La Chine n'est plus seulement la puissance industrielle qui a redessiné les chaînes de valeur mondiales. Elle est devenue, chiffres à l'appui, le premier créancier de la planète, devant les institutions multilatérales et les marchés financiers occidentaux. Une transformation discrète, méthodique et d'une ampleur rarement mesurée jusqu'ici.
Une étude monumentale d'AidData, un laboratoire de recherche de l'université américaine Willam & Mary et fruit de 3 ans de travail et mobilisant 140 analystes, révèle que 2 200 milliards de dollars de prêts et subventions ont été accordés par les banques publiques chinoises depuis l'an 2000. Et contrairement aux idées reçues, ces financements ne ciblent plus prioritairement les pays pauvres, mais surtout les économies avancées, leurs infrastructures critiques et leurs entreprises technologiques stratégiques.
La Chine prête davantage aux pays riches qu'aux pays pauvres
Entre 2000 et 2023, 943 milliards de dollars ont été octroyés à des pays à revenu élevé, soit près de la moitié du portefeuille global.
À l'inverse, les projets liés aux ‘'Nouvelles Routes de la Soie'', souvent mis en avant dans les débats publics, ne représentent qu'environ 20% de ce volume.
Cette réorientation s'intensifie après 2015, avec la stratégie ‘'Made in China 2025'' qui vise l'autonomie de Pékin dans les secteurs critiques, tels que les technologies sensibles ; les infrastructures stratégiques ; et l'énergie et les minéraux essentiels.
Loin du récit d'un prêteur uniquement tourné vers l'Afrique ou l'Asie du Sud, la Chine s'impose désormais comme le banquier des pays riches.
Les États-Unis, premier bénéficiaire mondial avec 200 milliards USD
La révélation la plus retentissante de l'enquête tient en un chiffre : 200 milliards de dollars ont été prêtés aux États-Unis par les banques chinoises depuis 2000.
Ces financements ont alimenté les besoins de trésorerie d'Amazon, Tesla, Ford et Boeing ; les projets de gaz naturel liquéfié (GNL) au Texas et en Louisiane ; des centres de données en Virginie ; des infrastructures à Los Angeles et New York ; et même Walt Disney (prêt de 107 millions de dollars via l'ICBC en 2020).
Une forme de dépendance financière paradoxale pour le pays qui, depuis une décennie, alerte le monde sur la ‘'diplomatie du piège de la dette''.
L'Europe, deuxième zone d'influence avec 161 milliards USD
Au total, 161 milliards de dollars de crédits publics chinois ont été identifiés en Europe, répartis sur 1 800 projets.
Dans le détail, le Royaume-Uni est le premier bénéficiaire européen, avec 60 milliards de dollars, dont une partie a facilité l'accès de groupes chinois à des technologies sensibles, notamment les semi-conducteurs.
Deuxième bénéficiaire européen derrière l'Allemagne, la France a capté 21,3 milliards de dollars depuis 2000 via 184 projets.
Les secteurs ciblés illustrent clairement la stratégie d'influence économique de la Chine : l'énergie, avec une contribution de 120 millions d'euros au parc éolien offshore de Saint-Nazaire ; l'industrie, via des soutiens en trésorerie à des groupes majeurs comme Airbus, Michelin, Orpéa ou Saint-Gobain ; les transports et infrastructures, où Pékin renforce progressivement sa présence ; et enfin des interventions ciblées durant la pandémie de Covid-19, qui ont consolidé son rôle de partenaire indispensable dans les moments de crise.
Le Portugal, très en pointe sur l'énergie, a reçu 11,6 milliards d'euros, avec notamment le soutien massif à EDP, un acteur clé du système électrique national.

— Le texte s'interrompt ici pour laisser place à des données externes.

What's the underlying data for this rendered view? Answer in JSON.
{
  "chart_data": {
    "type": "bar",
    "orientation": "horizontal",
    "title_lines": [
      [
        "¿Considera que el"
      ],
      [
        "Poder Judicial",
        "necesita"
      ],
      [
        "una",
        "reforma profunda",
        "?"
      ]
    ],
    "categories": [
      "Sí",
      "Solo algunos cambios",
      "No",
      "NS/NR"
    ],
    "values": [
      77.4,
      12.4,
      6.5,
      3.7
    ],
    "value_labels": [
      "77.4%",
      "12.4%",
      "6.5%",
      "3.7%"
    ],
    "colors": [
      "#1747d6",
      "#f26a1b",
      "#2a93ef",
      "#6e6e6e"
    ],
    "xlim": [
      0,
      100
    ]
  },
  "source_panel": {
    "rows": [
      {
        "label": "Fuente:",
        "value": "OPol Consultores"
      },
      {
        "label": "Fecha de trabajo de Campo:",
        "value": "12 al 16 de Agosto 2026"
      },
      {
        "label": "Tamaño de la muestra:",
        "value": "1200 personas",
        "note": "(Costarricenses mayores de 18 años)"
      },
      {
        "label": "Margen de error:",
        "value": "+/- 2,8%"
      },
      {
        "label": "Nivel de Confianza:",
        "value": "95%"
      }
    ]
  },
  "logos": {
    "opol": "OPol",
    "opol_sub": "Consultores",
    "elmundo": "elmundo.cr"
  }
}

Les investissements chinois y ont été multipliés par 4,5 en 10 ans.
Derrière ces financements en apparence techniques se dessine une logique parfaitement cohérente : les prêts chinois ne sont jamais neutres. Ils offrent à Pékin un levier économique majeur, un accès privilégié aux entreprises de haute technologie, une présence accrue dans des infrastructures stratégiques, une influence géopolitique diffuse mais décisive, ainsi qu'un moyen subtil mais efficace d'orienter les flux d'innovation à son avantage.
Comme le résume AidData, la Chine est aujourd'hui un créancier “qu'aucun pays ne peut se permettre de contrarier”.